I like to think that our public officials invest in the data today so that we have a good future look.
MS. HINES: Denise, would you like to join the three of us?
(Laughter)
MS. LOVE: I didn’t mean to call out one data system. I’m just using that as an example, but it is alarming. MEPS is a very popular data system.
DR. PHILLIPS: Housed in an agency whose future is uncertain.
MR. COUSSOULE: Is there a disconnect between the data creators and data users? It seems like in some ways there is. If something is gone and there are some upset people, did the people who decided that it’s going know there were going to be some upset people or what the impact of it would be?
MS. HINES: Yes, sometimes.
MR. COUSSOULE: Part of it I think is going to be understanding that tie, because that gets into the value generation, value recognition questions. So, part of where my head is going with this is to ask people what is no longer available — that’s backwards-looking — but to also understand, by the way, what is not going to be available tomorrow that I don’t know about yet, and how do I prevent that from happening.

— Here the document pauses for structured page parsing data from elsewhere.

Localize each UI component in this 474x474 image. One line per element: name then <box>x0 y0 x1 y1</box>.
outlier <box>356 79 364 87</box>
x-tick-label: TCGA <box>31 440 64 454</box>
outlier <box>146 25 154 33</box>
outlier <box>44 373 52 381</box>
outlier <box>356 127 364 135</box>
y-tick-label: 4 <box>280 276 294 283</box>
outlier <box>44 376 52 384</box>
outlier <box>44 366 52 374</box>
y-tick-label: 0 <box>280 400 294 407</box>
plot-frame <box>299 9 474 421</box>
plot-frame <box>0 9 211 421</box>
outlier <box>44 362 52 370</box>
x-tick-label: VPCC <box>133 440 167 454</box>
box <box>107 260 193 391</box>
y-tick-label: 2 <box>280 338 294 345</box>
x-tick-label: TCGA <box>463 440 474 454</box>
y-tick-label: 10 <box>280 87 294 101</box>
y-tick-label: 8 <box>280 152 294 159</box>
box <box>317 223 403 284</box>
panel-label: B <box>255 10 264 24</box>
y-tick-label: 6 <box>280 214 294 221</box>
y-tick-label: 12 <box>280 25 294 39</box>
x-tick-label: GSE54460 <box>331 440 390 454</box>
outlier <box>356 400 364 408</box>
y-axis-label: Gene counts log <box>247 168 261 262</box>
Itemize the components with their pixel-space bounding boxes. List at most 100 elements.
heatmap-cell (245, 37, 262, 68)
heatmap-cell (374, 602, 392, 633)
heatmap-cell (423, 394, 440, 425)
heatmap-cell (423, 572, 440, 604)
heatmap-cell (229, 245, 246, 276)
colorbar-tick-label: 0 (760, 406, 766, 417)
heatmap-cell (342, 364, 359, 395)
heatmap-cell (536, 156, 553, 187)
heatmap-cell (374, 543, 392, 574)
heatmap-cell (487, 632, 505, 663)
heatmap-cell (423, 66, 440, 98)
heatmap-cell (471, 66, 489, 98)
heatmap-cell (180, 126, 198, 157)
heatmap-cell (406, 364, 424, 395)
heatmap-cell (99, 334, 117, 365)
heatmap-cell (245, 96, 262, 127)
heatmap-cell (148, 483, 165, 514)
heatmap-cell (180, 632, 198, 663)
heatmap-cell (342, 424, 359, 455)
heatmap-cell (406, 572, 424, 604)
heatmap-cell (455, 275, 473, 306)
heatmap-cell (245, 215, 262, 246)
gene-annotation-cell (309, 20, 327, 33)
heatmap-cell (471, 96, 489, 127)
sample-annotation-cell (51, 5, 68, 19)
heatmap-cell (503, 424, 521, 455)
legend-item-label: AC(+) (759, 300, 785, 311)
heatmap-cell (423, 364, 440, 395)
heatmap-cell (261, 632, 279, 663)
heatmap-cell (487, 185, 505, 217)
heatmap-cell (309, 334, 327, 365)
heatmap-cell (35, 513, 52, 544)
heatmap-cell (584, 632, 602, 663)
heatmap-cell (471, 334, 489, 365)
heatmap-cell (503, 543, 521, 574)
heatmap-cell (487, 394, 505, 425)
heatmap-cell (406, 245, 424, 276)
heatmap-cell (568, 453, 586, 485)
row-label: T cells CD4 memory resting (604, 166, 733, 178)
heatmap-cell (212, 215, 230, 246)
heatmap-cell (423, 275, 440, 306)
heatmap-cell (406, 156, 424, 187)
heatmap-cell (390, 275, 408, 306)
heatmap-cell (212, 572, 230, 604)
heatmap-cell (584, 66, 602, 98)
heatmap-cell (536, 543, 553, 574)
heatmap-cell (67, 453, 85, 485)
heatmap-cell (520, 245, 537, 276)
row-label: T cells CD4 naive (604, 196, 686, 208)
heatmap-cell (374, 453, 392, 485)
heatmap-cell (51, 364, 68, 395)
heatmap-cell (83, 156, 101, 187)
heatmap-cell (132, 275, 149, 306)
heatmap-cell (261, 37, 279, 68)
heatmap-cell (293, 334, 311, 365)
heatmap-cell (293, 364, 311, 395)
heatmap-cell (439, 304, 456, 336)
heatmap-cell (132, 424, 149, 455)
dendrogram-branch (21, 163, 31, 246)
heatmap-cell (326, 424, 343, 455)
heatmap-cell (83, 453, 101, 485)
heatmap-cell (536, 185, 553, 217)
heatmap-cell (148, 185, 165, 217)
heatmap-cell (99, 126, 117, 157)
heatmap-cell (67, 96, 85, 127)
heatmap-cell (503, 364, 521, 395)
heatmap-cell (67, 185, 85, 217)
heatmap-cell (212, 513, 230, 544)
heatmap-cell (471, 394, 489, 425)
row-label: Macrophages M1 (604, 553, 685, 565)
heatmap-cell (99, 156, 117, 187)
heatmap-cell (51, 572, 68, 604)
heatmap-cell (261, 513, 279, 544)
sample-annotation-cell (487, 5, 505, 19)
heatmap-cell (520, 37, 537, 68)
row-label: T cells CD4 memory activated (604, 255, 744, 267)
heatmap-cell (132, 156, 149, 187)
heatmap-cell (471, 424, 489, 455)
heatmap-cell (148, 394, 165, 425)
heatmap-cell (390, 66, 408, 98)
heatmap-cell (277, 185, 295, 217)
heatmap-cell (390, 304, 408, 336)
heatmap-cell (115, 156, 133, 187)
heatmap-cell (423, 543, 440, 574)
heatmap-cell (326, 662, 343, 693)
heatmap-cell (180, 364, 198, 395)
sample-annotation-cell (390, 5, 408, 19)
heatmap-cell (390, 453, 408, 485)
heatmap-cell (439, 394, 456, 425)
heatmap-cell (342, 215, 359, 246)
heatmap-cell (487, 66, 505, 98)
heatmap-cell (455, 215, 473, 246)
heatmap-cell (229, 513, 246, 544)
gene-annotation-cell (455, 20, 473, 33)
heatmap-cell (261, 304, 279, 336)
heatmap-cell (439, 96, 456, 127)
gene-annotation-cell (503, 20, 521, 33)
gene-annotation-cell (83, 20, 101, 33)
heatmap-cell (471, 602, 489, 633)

I would be more interested personally in making sure that going forward it’s better understood to mitigate problems or at least understand impacts as much as let’s fix something that happened already. I am just trying to think of how that linkage is made between where the cost goes to create something versus where the benefit is being derived to utilize something.
MS. HINES: I think, to Dave’s point, until there is actually appropriation that is built into the resourcing of HHS, that is going to be really hard to accomplish.
DR. STEAD: I am hearing you have a team to help you with fact-finding.
DR. PHILLIPS: Absolutely. Thank you.
DR. STEAD: And we will adjourn. Thank you.